## What Is Capital Gains Yield?

A capital gains yield is the rise in the price of a security, such as common stock. For common stock holdings, the CGY is the rise in the stock price divided by the original price of the security.

Calculated as:

﻿\begin{aligned} &\text{Capital Gains Yield} = \frac { \text{P}_1 - \text{P}_0 }{ \text{P}_0 } \\ &\textbf{where:} \\ &\text{P}_0 = \text{original purchase price of the security} \\ &\text{P}_1 = \text{current market price of the security} \\ \end{aligned}﻿

1:27

## Understanding Capital Gains Yield

For example, Peter buys a share of company ABC for $200 and then sells the share for$220. The CGY for the share in company ABC equals (220-200) / 200 = 10%.

Investors must evaluate the total return yield and CGY of an investment.

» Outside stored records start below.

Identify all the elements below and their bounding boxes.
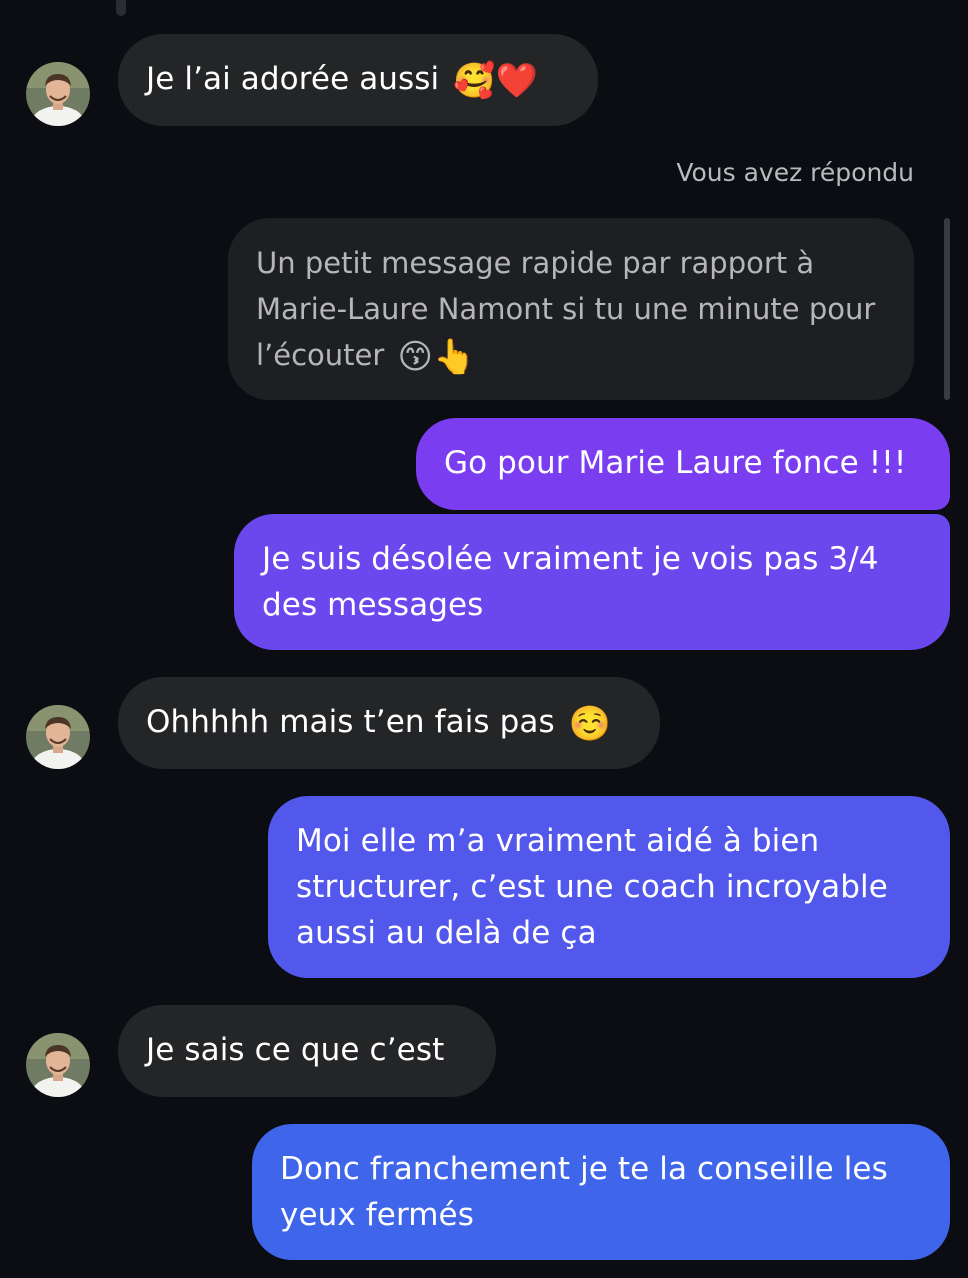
message-bubble-outgoing[interactable]: Go pour Marie Laure fonce !!! <box>416 418 950 510</box>
emoji-smiling-face: ☺️ <box>568 704 612 744</box>
message-bubble-incoming[interactable]: Je l’ai adorée aussi 🥰❤️ <box>118 34 598 126</box>
quoted-reply-message[interactable]: Un petit message rapide par rapport à Ma… <box>228 218 914 400</box>
scrollbar[interactable] <box>944 218 950 400</box>
contact-avatar[interactable] <box>26 1033 90 1097</box>
message-bubble-outgoing[interactable]: Moi elle m’a vraiment aidé à bien struct… <box>268 796 950 978</box>
contact-avatar[interactable] <box>26 705 90 769</box>
reply-label: Vous avez répondu <box>676 158 914 187</box>
message-text: Go pour Marie Laure fonce !!! <box>444 445 907 481</box>
avatar-icon <box>26 62 90 126</box>
emoji-smiling-hearts-red-heart: 🥰❤️ <box>453 61 539 101</box>
message-bubble-outgoing[interactable]: Donc franchement je te la conseille les … <box>252 1124 950 1260</box>
contact-avatar[interactable] <box>26 62 90 126</box>
avatar-icon <box>26 705 90 769</box>
message-text: Je l’ai adorée aussi <box>146 61 440 97</box>
message-bubble-outgoing[interactable]: Je suis désolée vraiment je vois pas 3/4… <box>234 514 950 650</box>
previous-bubble-edge <box>116 0 126 16</box>
message-bubble-incoming[interactable]: Ohhhhh mais t’en fais pas ☺️ <box>118 677 660 769</box>
avatar-icon <box>26 1033 90 1097</box>
quoted-message-text: Un petit message rapide par rapport à Ma… <box>256 246 876 372</box>
message-text: Moi elle m’a vraiment aidé à bien struct… <box>296 823 888 951</box>
message-text: Je suis désolée vraiment je vois pas 3/4… <box>262 541 879 623</box>
message-text: Je sais ce que c’est <box>146 1032 445 1068</box>
message-text: Donc franchement je te la conseille les … <box>280 1151 888 1233</box>
emoji-kissing-pointing-up: 😙👆 <box>397 337 476 377</box>
message-text: Ohhhhh mais t’en fais pas <box>146 704 555 740</box>
message-bubble-incoming[interactable]: Je sais ce que c’est <box>118 1005 496 1097</box>
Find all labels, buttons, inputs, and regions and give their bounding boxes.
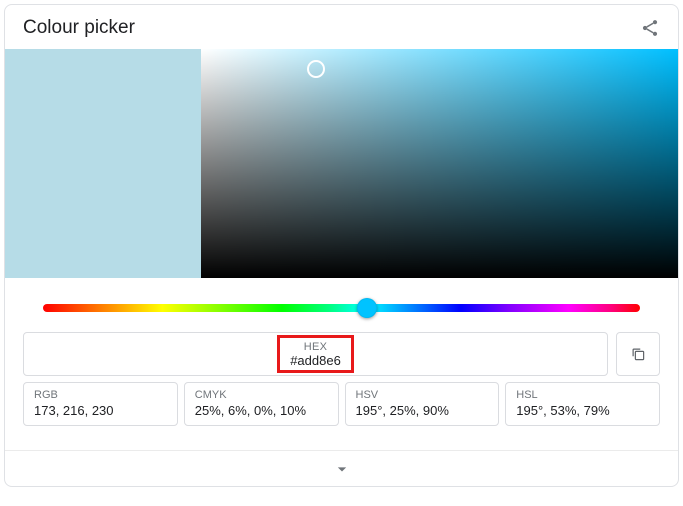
picker-area (5, 49, 678, 278)
hex-label: HEX (290, 341, 341, 353)
page-title: Colour picker (23, 17, 135, 39)
cmyk-field[interactable]: CMYK 25%, 6%, 0%, 10% (184, 382, 339, 426)
share-icon (640, 18, 660, 38)
chevron-down-icon (332, 459, 352, 479)
hsl-label: HSL (516, 389, 649, 401)
rgb-field[interactable]: RGB 173, 216, 230 (23, 382, 178, 426)
hex-value: #add8e6 (290, 353, 341, 368)
rgb-label: RGB (34, 389, 167, 401)
hsv-value: 195°, 25%, 90% (356, 403, 489, 418)
hue-slider[interactable] (43, 304, 640, 312)
colour-picker-card: Colour picker HEX #add8e6 (4, 4, 679, 487)
hex-highlight: HEX #add8e6 (277, 335, 354, 373)
cmyk-label: CMYK (195, 389, 328, 401)
rgb-value: 173, 216, 230 (34, 403, 167, 418)
header: Colour picker (5, 5, 678, 49)
selected-colour-swatch (5, 49, 201, 278)
hue-handle[interactable] (357, 298, 377, 318)
hsl-field[interactable]: HSL 195°, 53%, 79% (505, 382, 660, 426)
saturation-value-canvas[interactable] (201, 49, 678, 278)
share-button[interactable] (640, 18, 660, 38)
sv-handle[interactable] (307, 60, 325, 78)
hsv-label: HSV (356, 389, 489, 401)
hex-field[interactable]: HEX #add8e6 (23, 332, 608, 376)
copy-icon (629, 345, 647, 363)
values-panel: HEX #add8e6 RGB 173, 216, 230 CMYK 25%, … (5, 332, 678, 434)
hsv-field[interactable]: HSV 195°, 25%, 90% (345, 382, 500, 426)
cmyk-value: 25%, 6%, 0%, 10% (195, 403, 328, 418)
hsl-value: 195°, 53%, 79% (516, 403, 649, 418)
expand-button[interactable] (5, 450, 678, 486)
hue-slider-wrap (5, 278, 678, 332)
copy-button[interactable] (616, 332, 660, 376)
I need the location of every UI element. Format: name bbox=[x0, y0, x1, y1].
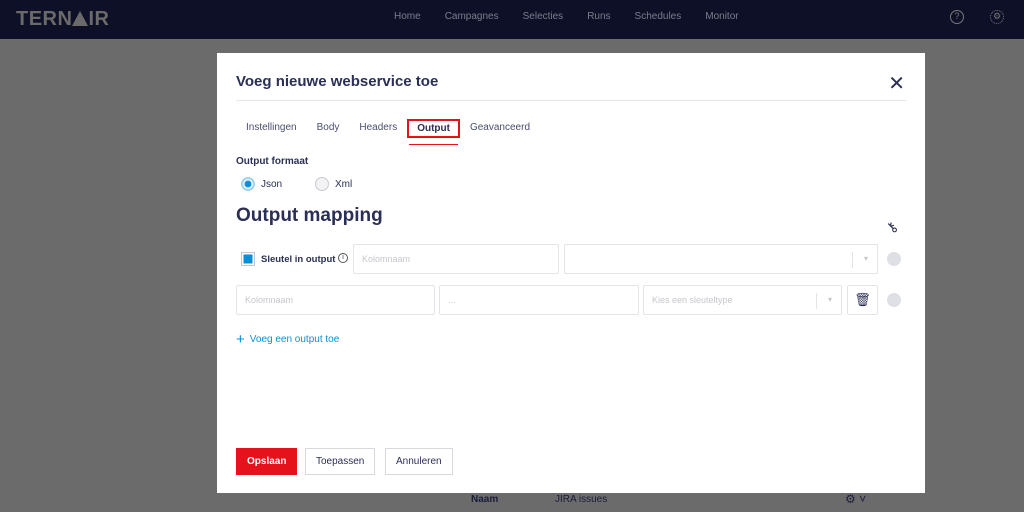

A CGY evaluation does not include dividends; however, depending on the stock, dividends may include a considerable part of the total return in comparison to capital gains.

The total return on a share of common stock includes CGY and dividend yield. CGY equals the total return if the investment generates no cash flow. It is the amount of money a stock price is forecast to appreciate or depreciate, and it is the percentage change in the market price of a security over time. However, if a stock decreases in value, it is a capital loss.

## Formula Calculation

The CGY formula employs the rate of change formula. CGY can be positive, negative or a capital loss. However, an investment that has a negative CGY may generate profits for an investor. The higher the share price at a specific period, the greater the capital gains indicating higher stock performance. In addition, the calculation of CGY is related to the Gordon growth model. For constant growth stocks, the CGY is g, the constant growth rate.

## Analysis

CGY is unpredictable and may occur monthly, quarterly or annually. This format differs from dividends that are set by the company and paid out to shareholders at a predefined period.

A security cannot generate CGY if the share price falls below the original purchase price. Some stocks pay high dividends and may produce lower capital gains. This occurs because every dollar paid out as a dividend is a dollar the company cannot reinvest into the company.

Other stocks pay lower dividends but may produce higher capital gains. These are growth stocks because profits flow back into the company for growth instead of the company distributing them to shareholders while other stocks pay poor dividends and produce low or no capital gains.

Many investors calculate a security's CGY because the formula shows how much the price fluctuates. This helps an investor to decide which securities are a good investment. Capital gains may result in paying capital gains taxes. However, investors can offset the taxes by losses or carry it over into the following year.